French right-wing presidential candidate Nicolas Sarkozy is applauded by supporters, May 6, 2007 after an unofficial announcement of the results of the French presidential election.

French conservatives completed their electoral sweep of power Sunday night with a a decisive victory in second round legislative polling but fell significantly short of the "tsunami" that had been expected to lift President Nicolas Sarkozy and his Union for a Popular Majority (UMP) a to a record majority in parliament. The Socialist Party (PS) blunted Sarkozy's expected tidal wave victory with a better than expected showing. Still, with conservatives dominating the presidency, legislature and government — and given Sarkozy's promise to swiftly push through sweeping reform — there's little doubt French society will soon will be prodded to a depth and degree of change it's never seen before. The question now is whether the Socialists can demonstrate enough opposition in parliament to mobilize France's notoriously militant street protesters to derail Sarkozy's reform efforts, as they have done to countless other reformers in the past.
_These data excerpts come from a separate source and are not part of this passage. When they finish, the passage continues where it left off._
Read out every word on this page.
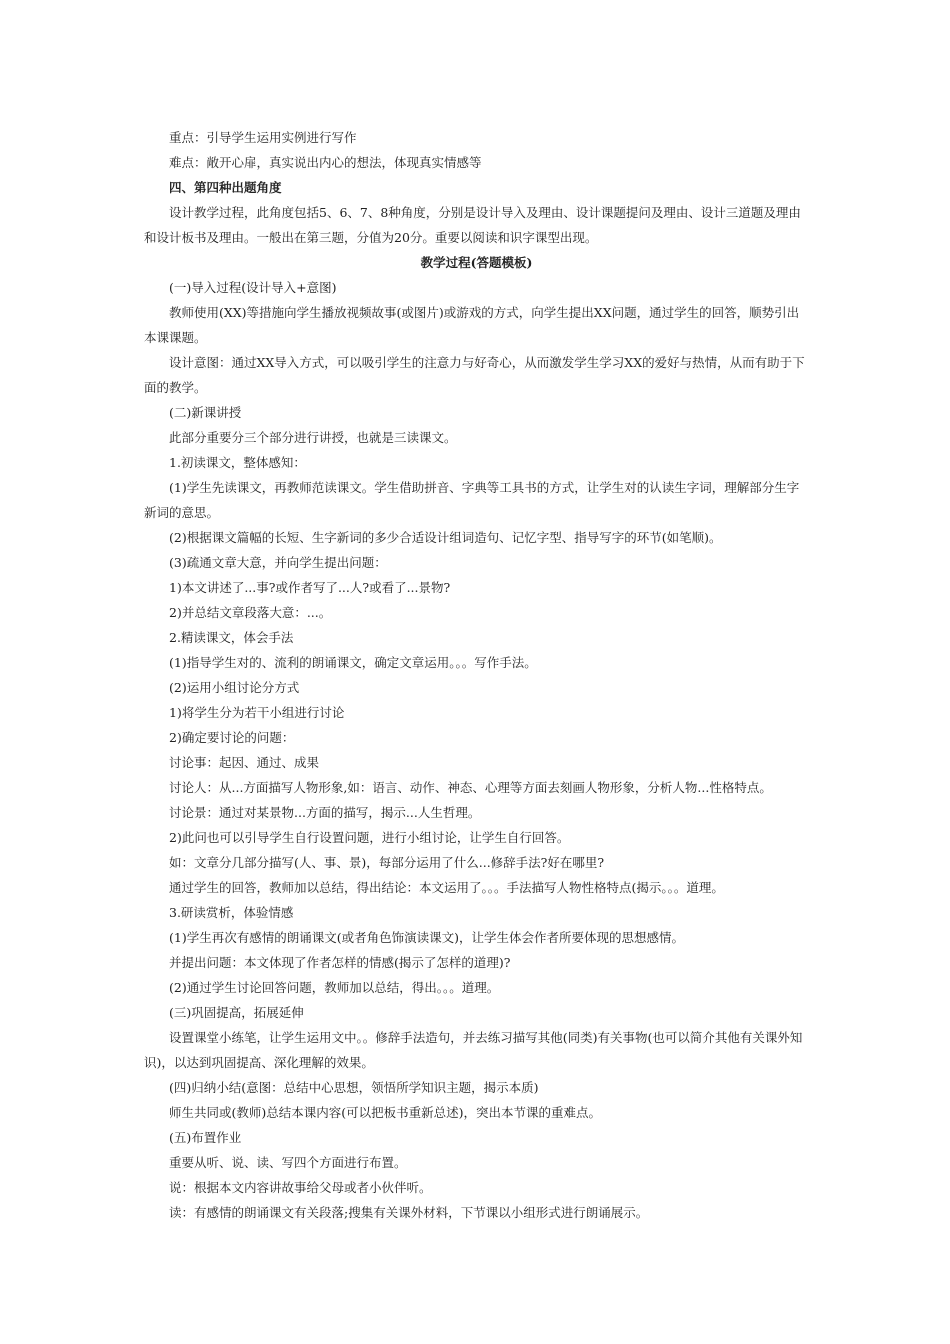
重点：引导学生运用实例进行写作

难点：敞开心扉，真实说出内心的想法，体现真实情感等

四、第四种出题角度

设计教学过程，此角度包括5、6、7、8种角度，分别是设计导入及理由、设计课题提问及理由、设计三道题及理由和设计板书及理由。一般出在第三题，分值为20分。重要以阅读和识字课型出现。

教学过程(答题模板)

(一)导入过程(设计导入+意图)

教师使用(XX)等措施向学生播放视频故事(或图片)或游戏的方式，向学生提出XX问题，通过学生的回答，顺势引出本课课题。

设计意图：通过XX导入方式，可以吸引学生的注意力与好奇心，从而激发学生学习XX的爱好与热情，从而有助于下面的教学。

(二)新课讲授

此部分重要分三个部分进行讲授，也就是三读课文。

1.初读课文，整体感知：

(1)学生先读课文，再教师范读课文。学生借助拼音、字典等工具书的方式，让学生对的认读生字词，理解部分生字新词的意思。

(2)根据课文篇幅的长短、生字新词的多少合适设计组词造句、记忆字型、指导写字的环节(如笔顺)。

(3)疏通文章大意，并向学生提出问题：

1)本文讲述了...事?或作者写了...人?或看了...景物?

2)并总结文章段落大意：...。

2.精读课文，体会手法

(1)指导学生对的、流利的朗诵课文，确定文章运用。。。写作手法。

(2)运用小组讨论分方式

1)将学生分为若干小组进行讨论

2)确定要讨论的问题：

讨论事：起因、通过、成果

讨论人：从...方面描写人物形象,如：语言、动作、神态、心理等方面去刻画人物形象，分析人物...性格特点。

讨论景：通过对某景物...方面的描写，揭示...人生哲理。

2)此问也可以引导学生自行设置问题，进行小组讨论，让学生自行回答。

如：文章分几部分描写(人、事、景)，每部分运用了什么...修辞手法?好在哪里?

通过学生的回答，教师加以总结，得出结论：本文运用了。。。手法描写人物性格特点(揭示。。。道理。

3.研读赏析，体验情感

(1)学生再次有感情的朗诵课文(或者角色饰演读课文)，让学生体会作者所要体现的思想感情。

并提出问题：本文体现了作者怎样的情感(揭示了怎样的道理)?

(2)通过学生讨论回答问题，教师加以总结，得出。。。道理。

(三)巩固提高，拓展延伸

设置课堂小练笔，让学生运用文中。。修辞手法造句，并去练习描写其他(同类)有关事物(也可以简介其他有关课外知识)，以达到巩固提高、深化理解的效果。

(四)归纳小结(意图：总结中心思想，领悟所学知识主题，揭示本质)

师生共同或(教师)总结本课内容(可以把板书重新总述)，突出本节课的重难点。

(五)布置作业

重要从听、说、读、写四个方面进行布置。

说：根据本文内容讲故事给父母或者小伙伴听。

读：有感情的朗诵课文有关段落;搜集有关课外材料，下节课以小组形式进行朗诵展示。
Sunday's run-off election confirmed the general thrust of the first round of voting — albeit without the landslide expected by the UMP. Riding the wake of Sarkozy's popularity, UMP and allied conservative candidates retained their domination of parliament, winning 344 seats of the legislatures 577 total. But that victory also saw the UMP lose 46 of its outgoing seats to the Socialists, who surprisingly boosted their ranks from 148 to 186 seats. Though other leftist parties like the Greens and Communists wilted to around a collective 23, the overall result handed the opposition 227 seats. Sarkozy's Prime Minister Francois Fillon sought to put the Socialists' good showing in perspective. "The choice of voters has been clear and coherent in supporting the President and his application of reforms. Success of one side isn't defeat of the other, and we are obliged to take into account the wishes of voters who didn't back the President. [But] we won't wait any longer on the reforms the French want, and we will reform and innovate."

Nevertheless, election night held an unpleasant surprise for Sarkozy: the stunning defeat of conservative heavyweight Alain Juppe, who as Environment, Transport, and Sustainable Energy Minister was number two in Sarkozy's pre-election government. Juppe's failure to win a legislative seat leaves his political future in grave doubt.

Meanwhile, in spite of the relative good news on Sunday, the Socialist implosion became personal. The party's presidential candidate, Sgolne Royal announced her separation from her long-time life partner, PS leader Franois Hollande. Their relationship had reportedly been rocky in Royal's loss to Sarkozy — members of her campaign team placed much of the blame for her defeat on Hollande. Royal said she would seek to win leadership of the party from the father of her children.

Many observers believe Sarkozy's first reform will be to keep his promise to "restore the value of work" — which will probably mean encouraging people, perhaps by way of legal subsidies, to work beyond France's controversial legal limit of 35 hours per week. He's also likely to propose a series of credits or tax reductions to allow people to hold on to earnings. He is also likely to find savings in social services to cut France's spiraling public debt. Another area where Sarkozy is expected to act quickly — perhaps in July — is with a series of measures that stiffen punishment for criminals and youth offenders in particular, while elsewhere tightening rules and requirements for immigrant applicants seeking to join the heads of families in France. Another issue Sarkozy has promised to tackle is the labor strikes that have entirely shut down public transport in the past.

"Sarkozy's election [in May] has made it clear that the majority of French voters not only want but expect reform and change," says political analyst Alain Duhamel. "They gave Jacques Chirac that same mandate and a parliamentary majority that was, back in 2002, considered massive, but he ended up putting reform on hold and backing away from the protests it caused. Sarkozy's main characteristic is action, and he'll move quick to distinguish himself from Chirac by delivering what he has promised."

But that does not mean he will not meet with resistance. The transportation issue, will doubtless provoke protests and strikes in the fairly near future. However, that's where his parliamentary majority will help see him through: whereas past protests have often forced governments to shelve announced reforms as waffling public opinion began sympathizing with strikers, Duhamel says the new electoral mandate will allow officials to pull together and ride out the storm. "There will be times of tension, and there may even be conflict and controversy, but Sarkozy has between a year and two years to really get things done without the risk of people souring on him," Duhamel notes. "France has not so much evolved to the right, but returned to its traditional position as a bit to the right, as a liberal, Bonapartist society seeking modernity under a strong leader who will protect it from the risks of modernity."

Duhamel does not believe the stronger than expected showing by the Socialists in this second round of voting diminishes Sarkozy's mandate. "The good news for the Socialists is they're really the only party on the left still standing anymore, and could by default become the party all leftist band around to mount a counter-offensive," Duhamel says. "The bad news is the Socialists have refused to regroup, reform, and put internal rivalries past them for years now, and only have two years ahead of the next [national] election to pull that off." That electoral test will be for the European Parliament. Says Duhamel, "In the meantime, Sarkozy will have the public largely behind him."